A tired and angry President Mikhail S. Gorbachev condemned his Communist Party opponents Friday, the day after defeating their attempt to force him out of the party's top job.
"The party and the Central Committee took ill," he told the Soviet Supreme Soviet legislature. "They thought it was their duty to say . . . `What are you sitting there for? We'll show you!' . . . so they could go back to their local organizations and say, `We beat the hell out of him!"'With slurred words and bags under his eyes, he explained that he lost his temper during the two-day party meeting and said he could not continue working with such a Central Committee, and suggested he resign.
"Then, they began thinking about what was happening," he said, turning slightly red and nearly shouting. The Central Committee voted 322-13 on Thursday to support him, and Soviet newspapers on Friday emphasized he had outmaneuvered his hard-line opponents.
Gorbachev's continuing fury hinted of a break with the hard-liners. So did a plan for salvaging the Soviet Union that he hammered out this week with the leaders of nine of the 15 republics, who want more power now held by the party and the central government.

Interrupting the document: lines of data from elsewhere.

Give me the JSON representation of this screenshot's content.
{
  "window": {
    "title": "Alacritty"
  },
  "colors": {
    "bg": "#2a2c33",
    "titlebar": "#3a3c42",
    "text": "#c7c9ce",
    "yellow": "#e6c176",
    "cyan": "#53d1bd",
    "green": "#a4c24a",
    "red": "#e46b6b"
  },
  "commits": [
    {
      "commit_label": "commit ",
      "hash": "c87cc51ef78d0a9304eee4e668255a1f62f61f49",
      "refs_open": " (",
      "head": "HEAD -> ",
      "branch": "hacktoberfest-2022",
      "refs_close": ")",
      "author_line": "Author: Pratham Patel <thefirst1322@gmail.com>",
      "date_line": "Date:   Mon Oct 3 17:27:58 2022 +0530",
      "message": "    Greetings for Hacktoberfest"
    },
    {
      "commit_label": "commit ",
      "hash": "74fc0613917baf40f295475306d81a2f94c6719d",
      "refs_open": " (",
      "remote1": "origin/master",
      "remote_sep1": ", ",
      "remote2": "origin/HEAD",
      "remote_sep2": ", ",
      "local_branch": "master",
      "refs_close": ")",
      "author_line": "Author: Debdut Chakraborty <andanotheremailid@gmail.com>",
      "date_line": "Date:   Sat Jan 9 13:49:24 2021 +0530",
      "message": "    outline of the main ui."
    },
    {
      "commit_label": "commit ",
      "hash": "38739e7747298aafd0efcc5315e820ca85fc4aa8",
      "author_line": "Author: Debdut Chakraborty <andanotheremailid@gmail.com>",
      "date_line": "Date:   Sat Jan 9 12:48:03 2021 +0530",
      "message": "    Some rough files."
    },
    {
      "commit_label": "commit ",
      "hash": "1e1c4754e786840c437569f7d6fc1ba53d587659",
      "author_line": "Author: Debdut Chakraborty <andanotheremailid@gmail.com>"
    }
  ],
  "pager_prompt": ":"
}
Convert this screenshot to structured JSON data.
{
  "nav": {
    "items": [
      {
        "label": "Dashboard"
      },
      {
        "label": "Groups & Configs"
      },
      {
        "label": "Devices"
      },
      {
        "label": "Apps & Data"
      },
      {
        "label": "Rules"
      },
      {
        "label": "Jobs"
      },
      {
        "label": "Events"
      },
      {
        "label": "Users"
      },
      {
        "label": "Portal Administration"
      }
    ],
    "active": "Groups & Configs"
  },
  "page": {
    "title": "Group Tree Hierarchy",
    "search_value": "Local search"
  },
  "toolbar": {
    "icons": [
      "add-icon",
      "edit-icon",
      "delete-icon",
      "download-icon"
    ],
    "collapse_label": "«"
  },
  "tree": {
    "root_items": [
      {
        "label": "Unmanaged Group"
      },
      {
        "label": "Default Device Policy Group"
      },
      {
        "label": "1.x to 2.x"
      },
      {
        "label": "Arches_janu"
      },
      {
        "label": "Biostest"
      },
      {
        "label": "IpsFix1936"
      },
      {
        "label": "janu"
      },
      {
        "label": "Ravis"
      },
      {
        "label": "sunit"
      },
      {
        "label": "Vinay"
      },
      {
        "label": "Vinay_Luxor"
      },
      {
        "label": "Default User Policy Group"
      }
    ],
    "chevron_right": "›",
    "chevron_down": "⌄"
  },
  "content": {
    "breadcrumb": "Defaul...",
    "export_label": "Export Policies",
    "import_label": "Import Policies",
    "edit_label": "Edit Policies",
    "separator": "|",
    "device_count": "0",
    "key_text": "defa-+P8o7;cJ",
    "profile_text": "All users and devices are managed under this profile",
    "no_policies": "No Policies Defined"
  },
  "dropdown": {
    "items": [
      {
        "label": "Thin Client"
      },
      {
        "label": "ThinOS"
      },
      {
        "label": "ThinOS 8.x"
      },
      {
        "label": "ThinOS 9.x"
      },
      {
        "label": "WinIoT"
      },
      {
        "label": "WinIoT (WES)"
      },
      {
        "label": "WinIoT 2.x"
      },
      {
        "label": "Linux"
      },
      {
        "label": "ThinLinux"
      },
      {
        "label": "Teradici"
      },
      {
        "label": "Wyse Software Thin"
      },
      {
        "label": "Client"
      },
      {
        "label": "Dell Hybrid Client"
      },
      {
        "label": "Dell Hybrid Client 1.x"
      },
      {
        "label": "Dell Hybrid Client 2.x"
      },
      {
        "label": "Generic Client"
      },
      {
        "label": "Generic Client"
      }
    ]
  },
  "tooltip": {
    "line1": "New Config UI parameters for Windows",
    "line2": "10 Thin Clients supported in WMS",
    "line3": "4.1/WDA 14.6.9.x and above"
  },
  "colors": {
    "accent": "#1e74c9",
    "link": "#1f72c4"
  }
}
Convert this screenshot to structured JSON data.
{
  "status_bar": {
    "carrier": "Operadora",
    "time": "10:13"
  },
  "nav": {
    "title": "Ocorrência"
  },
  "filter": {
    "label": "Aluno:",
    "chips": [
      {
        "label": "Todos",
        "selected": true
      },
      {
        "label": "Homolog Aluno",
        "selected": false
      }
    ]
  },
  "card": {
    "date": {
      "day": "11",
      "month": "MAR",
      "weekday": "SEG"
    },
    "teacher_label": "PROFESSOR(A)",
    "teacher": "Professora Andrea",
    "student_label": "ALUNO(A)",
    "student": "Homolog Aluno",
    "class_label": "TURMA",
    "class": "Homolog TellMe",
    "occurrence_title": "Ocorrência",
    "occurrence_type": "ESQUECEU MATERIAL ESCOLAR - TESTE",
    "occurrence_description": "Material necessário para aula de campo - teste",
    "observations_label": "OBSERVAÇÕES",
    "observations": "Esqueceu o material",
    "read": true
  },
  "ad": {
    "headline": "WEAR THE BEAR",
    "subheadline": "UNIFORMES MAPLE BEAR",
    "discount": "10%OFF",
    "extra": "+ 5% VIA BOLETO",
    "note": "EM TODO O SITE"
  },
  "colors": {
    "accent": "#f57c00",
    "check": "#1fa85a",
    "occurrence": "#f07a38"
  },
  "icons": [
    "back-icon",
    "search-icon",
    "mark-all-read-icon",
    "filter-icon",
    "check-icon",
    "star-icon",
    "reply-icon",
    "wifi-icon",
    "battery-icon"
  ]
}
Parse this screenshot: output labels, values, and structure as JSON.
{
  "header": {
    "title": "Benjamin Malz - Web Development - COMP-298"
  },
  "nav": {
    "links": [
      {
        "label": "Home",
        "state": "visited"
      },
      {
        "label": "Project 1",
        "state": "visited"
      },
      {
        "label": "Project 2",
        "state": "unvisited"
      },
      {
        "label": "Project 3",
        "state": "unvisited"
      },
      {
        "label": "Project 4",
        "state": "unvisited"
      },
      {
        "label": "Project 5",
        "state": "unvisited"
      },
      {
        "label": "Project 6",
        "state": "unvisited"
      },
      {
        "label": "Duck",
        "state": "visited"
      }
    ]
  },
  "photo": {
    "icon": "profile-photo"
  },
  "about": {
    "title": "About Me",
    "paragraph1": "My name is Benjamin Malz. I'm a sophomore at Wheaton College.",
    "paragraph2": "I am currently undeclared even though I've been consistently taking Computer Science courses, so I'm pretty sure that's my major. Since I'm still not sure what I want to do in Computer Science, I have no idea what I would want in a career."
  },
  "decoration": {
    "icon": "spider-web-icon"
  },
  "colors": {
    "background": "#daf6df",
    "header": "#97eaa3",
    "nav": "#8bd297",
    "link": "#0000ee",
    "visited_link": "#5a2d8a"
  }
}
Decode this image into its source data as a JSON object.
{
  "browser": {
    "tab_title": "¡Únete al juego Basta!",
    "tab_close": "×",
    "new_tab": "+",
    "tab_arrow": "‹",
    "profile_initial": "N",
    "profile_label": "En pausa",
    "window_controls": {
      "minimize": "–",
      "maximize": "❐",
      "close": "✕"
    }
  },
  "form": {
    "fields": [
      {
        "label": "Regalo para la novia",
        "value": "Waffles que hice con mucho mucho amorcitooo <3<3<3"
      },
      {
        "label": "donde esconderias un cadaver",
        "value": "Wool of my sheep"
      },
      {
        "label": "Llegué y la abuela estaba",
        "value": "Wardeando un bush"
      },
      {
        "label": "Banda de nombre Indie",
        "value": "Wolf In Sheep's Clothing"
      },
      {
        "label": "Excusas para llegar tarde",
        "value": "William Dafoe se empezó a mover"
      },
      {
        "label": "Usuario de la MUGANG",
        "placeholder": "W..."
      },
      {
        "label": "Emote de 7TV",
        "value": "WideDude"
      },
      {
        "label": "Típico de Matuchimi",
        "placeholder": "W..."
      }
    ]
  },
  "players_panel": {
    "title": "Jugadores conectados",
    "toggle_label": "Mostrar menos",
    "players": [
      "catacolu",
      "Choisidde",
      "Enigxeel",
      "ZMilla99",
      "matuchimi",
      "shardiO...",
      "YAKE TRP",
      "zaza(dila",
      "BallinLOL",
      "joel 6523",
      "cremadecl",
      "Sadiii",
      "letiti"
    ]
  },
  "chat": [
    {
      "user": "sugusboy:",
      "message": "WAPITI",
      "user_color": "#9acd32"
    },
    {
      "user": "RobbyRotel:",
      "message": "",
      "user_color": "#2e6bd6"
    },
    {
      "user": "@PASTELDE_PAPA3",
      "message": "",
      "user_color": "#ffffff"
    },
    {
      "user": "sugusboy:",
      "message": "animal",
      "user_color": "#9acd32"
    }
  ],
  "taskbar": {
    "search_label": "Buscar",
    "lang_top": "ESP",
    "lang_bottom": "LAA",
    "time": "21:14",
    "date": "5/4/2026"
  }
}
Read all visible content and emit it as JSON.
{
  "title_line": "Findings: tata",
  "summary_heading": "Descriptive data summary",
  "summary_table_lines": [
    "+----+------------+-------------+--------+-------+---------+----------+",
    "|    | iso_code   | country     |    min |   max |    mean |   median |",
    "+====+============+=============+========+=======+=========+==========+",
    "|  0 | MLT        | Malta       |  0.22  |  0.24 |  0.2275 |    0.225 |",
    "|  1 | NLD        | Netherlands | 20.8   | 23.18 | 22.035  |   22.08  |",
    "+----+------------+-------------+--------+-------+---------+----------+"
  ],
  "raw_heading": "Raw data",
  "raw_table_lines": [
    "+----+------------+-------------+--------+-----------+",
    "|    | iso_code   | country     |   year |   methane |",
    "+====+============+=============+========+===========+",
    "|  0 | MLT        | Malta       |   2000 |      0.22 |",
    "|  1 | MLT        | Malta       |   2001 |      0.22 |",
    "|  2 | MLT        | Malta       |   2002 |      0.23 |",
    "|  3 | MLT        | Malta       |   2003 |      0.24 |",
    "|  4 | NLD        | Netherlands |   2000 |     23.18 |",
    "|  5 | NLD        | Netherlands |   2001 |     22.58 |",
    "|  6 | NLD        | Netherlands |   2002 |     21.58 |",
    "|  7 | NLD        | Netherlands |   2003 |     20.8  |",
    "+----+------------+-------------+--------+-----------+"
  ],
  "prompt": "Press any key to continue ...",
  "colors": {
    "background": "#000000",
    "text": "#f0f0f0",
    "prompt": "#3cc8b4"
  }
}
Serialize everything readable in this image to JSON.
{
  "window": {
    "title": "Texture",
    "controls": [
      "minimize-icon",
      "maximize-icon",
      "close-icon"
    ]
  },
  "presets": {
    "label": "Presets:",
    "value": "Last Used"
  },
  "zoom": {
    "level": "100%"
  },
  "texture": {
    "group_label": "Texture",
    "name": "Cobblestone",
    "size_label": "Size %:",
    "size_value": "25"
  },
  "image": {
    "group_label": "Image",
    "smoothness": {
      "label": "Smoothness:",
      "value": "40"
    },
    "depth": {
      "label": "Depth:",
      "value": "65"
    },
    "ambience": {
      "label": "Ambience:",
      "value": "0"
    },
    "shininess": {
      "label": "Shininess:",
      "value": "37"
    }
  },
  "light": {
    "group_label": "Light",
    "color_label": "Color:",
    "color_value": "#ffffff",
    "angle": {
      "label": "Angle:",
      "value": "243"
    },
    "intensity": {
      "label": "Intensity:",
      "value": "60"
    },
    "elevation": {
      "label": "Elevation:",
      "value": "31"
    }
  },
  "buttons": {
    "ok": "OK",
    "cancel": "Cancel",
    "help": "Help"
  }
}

To hard-liners who want to reinstate the Communist Party monopoly on power, Gorbachev said, "Society would not accept that," according to a Tass transcript.
But he also promised firm action as soon as next week to halt strikes and restore plummeting production in basic industries and consumer goods.
On Friday evening, thousands of police and unarmed Interior Ministry troops closed off the center of Moscow surrounding the Kremlin, in preparation for the May Day parade and possible anti-government demonstrations. Dozens of water cannons and military vehicles were parked outside one end of the Kremlin.